Tes croix penchent aux calvaires abandonnés,
Sur le ciel maintenant plus âpre et plus sauvage.
Le vent s’affole et la tempête se propage...
Laisse choir sur le sol tes vieux bras décharnés !

Laisse choir sur le sol tes mains désespérées !
Pour relever tant de misères effondrées,
Ton geste était trop pur, ton geste était trop beau.

Ton geste n’a pas pu faire naître les trêves.
Rentre, ô Christ, ô toi le dernier de nos grands rêves,
Dans l’oubli plus puissant que ton premier tombeau !


V

Tombe, éternelle nuit, sur toutes ces misères !
Tombe, éternelle nuit, sur toutes ces douleurs !
Rien n’a pu nous sauver, ni le sang, ni les pleurs ;
Nos blasphèmes sont vains et vaines nos prières.

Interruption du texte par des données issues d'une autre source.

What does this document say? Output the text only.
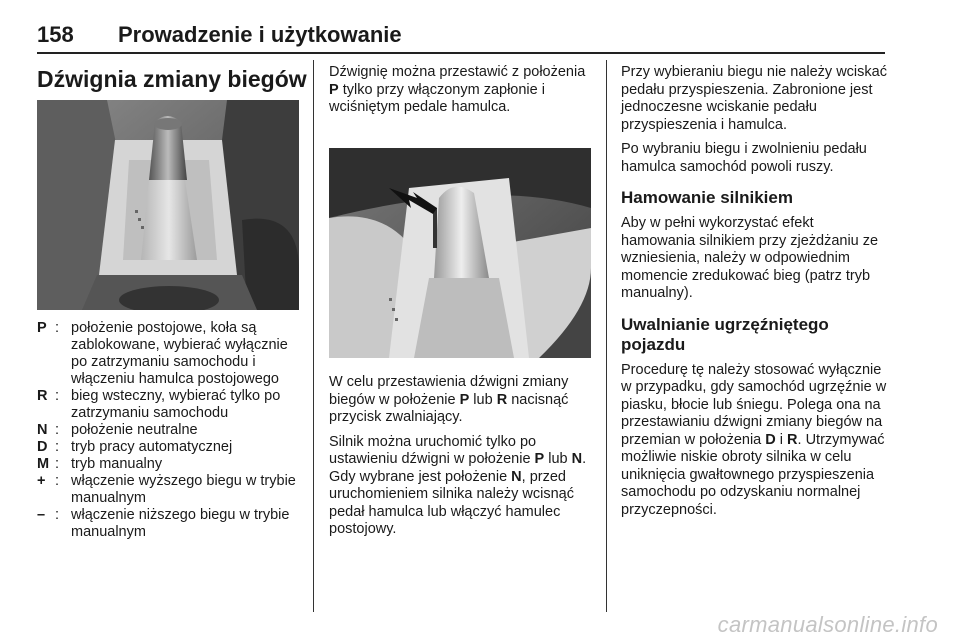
158 Prowadzenie i użytkowanie
Dźwignia zmiany biegów
P : położenie postojowe, koła są zablokowane, wybierać wyłącznie po zatrzymaniu samochodu i włączeniu hamulca postojowego
R : bieg wsteczny, wybierać tylko po zatrzymaniu samochodu
N : położenie neutralne
D : tryb pracy automatycznej
M : tryb manualny
+ : włączenie wyższego biegu w trybie manualnym
– : włączenie niższego biegu w trybie manualnym

Dźwignię można przestawić z położenia P tylko przy włączonym zapłonie i wciśniętym pedale hamulca.

W celu przestawienia dźwigni zmiany biegów w położenie P lub R nacisnąć przycisk zwalniający.

Silnik można uruchomić tylko po ustawieniu dźwigni w położenie P lub N. Gdy wybrane jest położenie N, przed uruchomieniem silnika należy wcisnąć pedał hamulca lub włączyć hamulec postojowy.

Przy wybieraniu biegu nie należy wciskać pedału przyspieszenia. Zabronione jest jednoczesne wciskanie pedału przyspieszenia i hamulca.

Po wybraniu biegu i zwolnieniu pedału hamulca samochód powoli ruszy.

Hamowanie silnikiem

Aby w pełni wykorzystać efekt hamowania silnikiem przy zjeżdżaniu ze wzniesienia, należy w odpowiednim momencie zredukować bieg (patrz tryb manualny).

Uwalnianie ugrzęźniętego pojazdu

Procedurę tę należy stosować wyłącznie w przypadku, gdy samochód ugrzęźnie w piasku, błocie lub śniegu. Polega ona na przestawianiu dźwigni zmiany biegów na przemian w położenia D i R. Utrzymywać możliwie niskie obroty silnika w celu uniknięcia gwałtownego przyspieszenia samochodu po odzyskaniu normalnej przyczepności.

carmanualsonline.info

Engloutis à jamais nos misérables cœurs,
Nos lâches cœurs plus froids et plus durs que les pierres !
Nous sommes las d’errer dans la nuit sans lumières.
L’ombre règne. La haine et le mal sont vainqueurs.

Sous le ciel implacable où meurent les étoiles,
Épave désormais sans rameurs et sans voiles,
Le monde, comme un vieux navire, peut sombrer ;

Sûrs de notre impuissance et de notre défaite,
Nous jetterons nos corps liés à la tempête.
Nous savons le néant de croire et d’espérer.